Eve starts by telling Dan that it will take a lot of time for her to get over all that has happened and to wrap her head around everything. Her strategy is to make sure he will know that their current discussion is not just one to be had now, but one to be had over the months and possibly years to come. Dan wonders where she is going with all this and wears a wary expression. While she takes another healthy gulp of her wine, he understands that he has somehow been trapped into a “conversation” and makes the conscious decision to remain outwardly receptive. 

Good choice Dan. 

“I’m not in your head Dan, but to me, you don’t seem to understand something I have come to know as a certainty – that I am thoroughly wounded it this wound will fester for a long time. My wound will continue to cause me pain, sometimes this pain will be sharp and at other times dull, sometimes it will make itself known and be more discrete at others. This is why I know your guilt will fester within you all your life in a similar manner. It will always be a source of friction between us.” Dan simply nods in response. He hasn’t been able to swallow the sip of wine he took somewhere near the beginning of her mini-speech. He wanted to swallow it, but he couldn’t. He is panicking at the idea that she is introducing an announcement to leave him. The deliberate pause in Eve’s monologue, combined with his inability to speak for the wine in his mouth, only increases his sense of dread. 

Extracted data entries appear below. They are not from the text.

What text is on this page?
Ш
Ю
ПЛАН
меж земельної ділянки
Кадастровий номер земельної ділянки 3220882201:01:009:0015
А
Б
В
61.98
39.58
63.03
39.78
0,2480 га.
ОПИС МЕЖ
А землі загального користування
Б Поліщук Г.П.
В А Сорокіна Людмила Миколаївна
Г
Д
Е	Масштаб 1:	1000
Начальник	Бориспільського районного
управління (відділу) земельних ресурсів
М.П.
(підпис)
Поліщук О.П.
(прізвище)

Dan’s mind starts spinning. Evidently his affair with Charlotte was no mistake like he had first tried to call it. It was a truly terrible thing that he did (and a truly terrible person he did), and he would have left Eve had she done the same thing. He would have been irreparably wounded, which is why he had totally expected it to end upon enlightenment. Yet he was so grateful when she said she would stay. He had tried so hard to make it work, even when regrets had surged within him. His love for her had returned to him surprisingly easily and with it an unadmitted awareness of how his contribution to the unhappiness in their relationship was greater than he had originally thought. He decides to maintain a receptive attitude, hoping that it will be helpful in trying to sway what he perceives to be Eve’s decision to leave. 

Good choice Dan. 

But instead of saying that she is leaving, she says “I’m afraid one of us will give up.” For has their journey not been a torturous one? Is there any more energy left to invest in moving forward? Dan correctly concludes that the hardest part of their track is behind them, but the remaining track is longer in distance. Such relief, because it means that Eve is not leaving him. Dan swallows the wine in his mouth. He reaches over the table and takes her hand in his.